An absolute textbook example of Strategic PSYOP:
The guerrilla leader who crafted what became al-Qaeda's guide to jihad is preparing to renounce its extremes, including the killing of innocent civilians, according to his onetime colleagues and his own writings.
Abdul-Aziz el-Sherif, an emir, or top leader, of the armed Egyptian movement Islamic Jihad and a longtime associate of al-Qaeda deputy leader Ayman al-Zawahiri, is writing his dissent behind prison walls on Egypt's Nile River.
Such jailhouse "revisions," as they are known here, have helped to widen rifts between al-Qaeda and some of its former admirers and have led to the release of thousands of erstwhile Islamic extremists from Egypt's prisons.
"It will be a challenge to al-Qaeda, from someone from inside, who speaks the same language," said Kamal Habib, a former Islamic Jihad leader imprisoned for 10 years after Islamic extremists assassinated President Anwar Sadat in 1981. ...
Fawaz A. Gerges, a Middle East scholar at Sarah Lawrence College in New York, said the revisions "pour fuel on a raging struggle within the jihadist community and . . . challenge the narrative offered by Ayman al-Zawahiri and Osama bin Laden." ...
The main body of Sherif's revision is a tract of no more than 100 pages that Egypt's state security forces and state-allied religious scholars are vetting. Publication is expected to lead to Egypt's release of up to 5,000 former Islamic Jihad members and other activists. ...
Sherif's 1980s book, "Basic Principles in Making Preparations for Jihad," became the theological guide to combat for al-Qaeda and other radical Islamic groups. In it, he labeled as apostates judges, lawyers, soldiers, police and much of the rest of Egyptian society, casting them as legitimate targets for killing.

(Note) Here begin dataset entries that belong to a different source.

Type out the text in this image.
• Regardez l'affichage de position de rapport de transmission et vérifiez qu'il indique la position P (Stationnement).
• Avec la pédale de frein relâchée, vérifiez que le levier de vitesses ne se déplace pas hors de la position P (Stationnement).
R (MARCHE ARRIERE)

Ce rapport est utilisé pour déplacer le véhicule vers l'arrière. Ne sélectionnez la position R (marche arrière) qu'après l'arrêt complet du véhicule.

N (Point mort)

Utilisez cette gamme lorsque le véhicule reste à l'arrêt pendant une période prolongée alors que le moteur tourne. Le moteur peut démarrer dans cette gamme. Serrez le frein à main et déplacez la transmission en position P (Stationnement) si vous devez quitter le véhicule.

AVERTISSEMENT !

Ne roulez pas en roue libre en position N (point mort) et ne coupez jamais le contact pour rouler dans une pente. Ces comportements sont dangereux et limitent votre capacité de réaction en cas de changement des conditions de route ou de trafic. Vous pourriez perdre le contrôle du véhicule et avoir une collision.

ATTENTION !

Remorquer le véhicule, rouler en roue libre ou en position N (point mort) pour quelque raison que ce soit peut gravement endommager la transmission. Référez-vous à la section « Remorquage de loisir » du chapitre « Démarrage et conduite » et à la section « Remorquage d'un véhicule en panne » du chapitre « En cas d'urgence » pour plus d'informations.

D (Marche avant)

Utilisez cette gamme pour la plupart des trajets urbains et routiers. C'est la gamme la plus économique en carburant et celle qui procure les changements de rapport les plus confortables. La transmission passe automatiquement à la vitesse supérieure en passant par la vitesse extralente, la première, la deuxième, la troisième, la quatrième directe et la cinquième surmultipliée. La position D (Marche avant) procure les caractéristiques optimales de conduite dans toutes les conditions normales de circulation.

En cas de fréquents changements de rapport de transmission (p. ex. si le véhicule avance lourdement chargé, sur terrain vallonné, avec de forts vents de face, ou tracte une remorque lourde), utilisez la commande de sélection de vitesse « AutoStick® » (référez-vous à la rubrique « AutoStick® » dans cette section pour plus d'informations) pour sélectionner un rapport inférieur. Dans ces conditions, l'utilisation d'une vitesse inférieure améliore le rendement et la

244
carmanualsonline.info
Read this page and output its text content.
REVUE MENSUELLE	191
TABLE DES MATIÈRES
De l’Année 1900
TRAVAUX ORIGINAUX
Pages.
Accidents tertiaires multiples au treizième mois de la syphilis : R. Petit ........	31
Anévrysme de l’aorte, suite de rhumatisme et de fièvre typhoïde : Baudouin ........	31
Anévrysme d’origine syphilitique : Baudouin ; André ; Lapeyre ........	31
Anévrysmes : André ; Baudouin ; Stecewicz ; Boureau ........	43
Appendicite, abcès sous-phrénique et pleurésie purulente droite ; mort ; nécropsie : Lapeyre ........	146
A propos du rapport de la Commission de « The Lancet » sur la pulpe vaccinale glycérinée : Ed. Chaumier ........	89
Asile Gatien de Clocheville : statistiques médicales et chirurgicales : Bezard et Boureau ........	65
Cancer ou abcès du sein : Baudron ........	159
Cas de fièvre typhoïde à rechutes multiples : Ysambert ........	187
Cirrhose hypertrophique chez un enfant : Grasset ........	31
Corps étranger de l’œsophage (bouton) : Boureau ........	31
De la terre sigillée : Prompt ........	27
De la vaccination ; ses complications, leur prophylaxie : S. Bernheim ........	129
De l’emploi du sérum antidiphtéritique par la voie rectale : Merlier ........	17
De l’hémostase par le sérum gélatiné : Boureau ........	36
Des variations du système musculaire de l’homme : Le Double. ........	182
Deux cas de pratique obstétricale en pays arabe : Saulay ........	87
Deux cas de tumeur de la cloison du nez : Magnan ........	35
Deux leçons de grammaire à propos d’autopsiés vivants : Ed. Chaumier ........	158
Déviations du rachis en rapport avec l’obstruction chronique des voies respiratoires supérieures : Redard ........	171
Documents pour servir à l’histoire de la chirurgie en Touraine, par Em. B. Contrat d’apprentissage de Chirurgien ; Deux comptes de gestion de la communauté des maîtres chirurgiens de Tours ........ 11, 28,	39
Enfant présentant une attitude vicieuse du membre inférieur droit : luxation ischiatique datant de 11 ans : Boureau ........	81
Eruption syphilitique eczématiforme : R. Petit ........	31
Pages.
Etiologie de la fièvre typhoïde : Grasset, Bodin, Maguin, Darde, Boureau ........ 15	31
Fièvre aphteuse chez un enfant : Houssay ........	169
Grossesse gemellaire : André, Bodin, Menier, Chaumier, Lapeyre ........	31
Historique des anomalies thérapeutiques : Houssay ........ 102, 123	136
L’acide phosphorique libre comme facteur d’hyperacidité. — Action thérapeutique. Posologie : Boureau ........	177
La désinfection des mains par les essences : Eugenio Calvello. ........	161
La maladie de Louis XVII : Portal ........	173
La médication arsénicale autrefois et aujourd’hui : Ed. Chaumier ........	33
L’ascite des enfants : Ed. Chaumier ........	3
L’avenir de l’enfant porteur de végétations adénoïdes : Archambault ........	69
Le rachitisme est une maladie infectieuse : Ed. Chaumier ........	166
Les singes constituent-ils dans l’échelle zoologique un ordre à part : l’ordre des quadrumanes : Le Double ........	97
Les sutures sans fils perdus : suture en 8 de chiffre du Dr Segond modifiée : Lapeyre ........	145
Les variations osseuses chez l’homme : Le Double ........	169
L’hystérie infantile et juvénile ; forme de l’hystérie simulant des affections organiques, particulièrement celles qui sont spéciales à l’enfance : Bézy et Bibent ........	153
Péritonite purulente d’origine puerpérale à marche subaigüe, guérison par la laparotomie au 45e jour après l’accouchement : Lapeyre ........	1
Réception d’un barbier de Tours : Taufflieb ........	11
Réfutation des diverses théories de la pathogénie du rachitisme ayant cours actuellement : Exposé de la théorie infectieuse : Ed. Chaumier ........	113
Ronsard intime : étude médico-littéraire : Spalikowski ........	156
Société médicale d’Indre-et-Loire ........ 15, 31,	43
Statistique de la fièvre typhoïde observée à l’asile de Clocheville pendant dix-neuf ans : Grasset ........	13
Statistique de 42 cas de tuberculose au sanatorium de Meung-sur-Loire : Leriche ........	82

The concept of jihad itself is much debated among Muslims. Meaning "struggle," jihad is regarded as a duty that most see as a personal and peaceful commitment to carry out the word of God. For Sherif and others, the struggle remains an armed one. ...
As Egypt's security forces jailed thousands of members of Islamic Jihad, the Islamic Group and other organizations, Egyptian state security officials struggled to discredit their religious rationale for armed attacks, said Allam, the former Egyptian state security director.
In the late 1990s, imprisoned leaders of the Islamic Group issued written revisions that Gerges said amounted to unconditional surrender.
(Retired Gen. Fouad Allam, a former Egyptian state security director) and others promoted the revisions by jailed Islamic leaders, arranging theological debates carried in television programs and newspapers and held in public squares and sports arenas. ...
In a letter faxed from Toura to the London-based Asharq al-Awsat newspaper this year, Sherif pointed to what he called the prohibitions in Islamic law against excesses in jihad and offered what analysts saw as a preview of his revision.
He cited Koranic verse: "Fight in the cause of God those who fight you, but do not transgress the limits, for God loveth not transgressors."
His letter said Islam forbids killing people solely on the grounds of their nationality, skin color or sect, and it forbids killing innocents.
Persuading influential Muslim clerics to condemn the actions of Osama Bin Laden has been an important part of the U.S. covert war on Islamist terrorism since 9/11.
The effort here to have one of the most radical exemplars of the Islamist movement redefine jihad is an accomplishment that has been years in the making.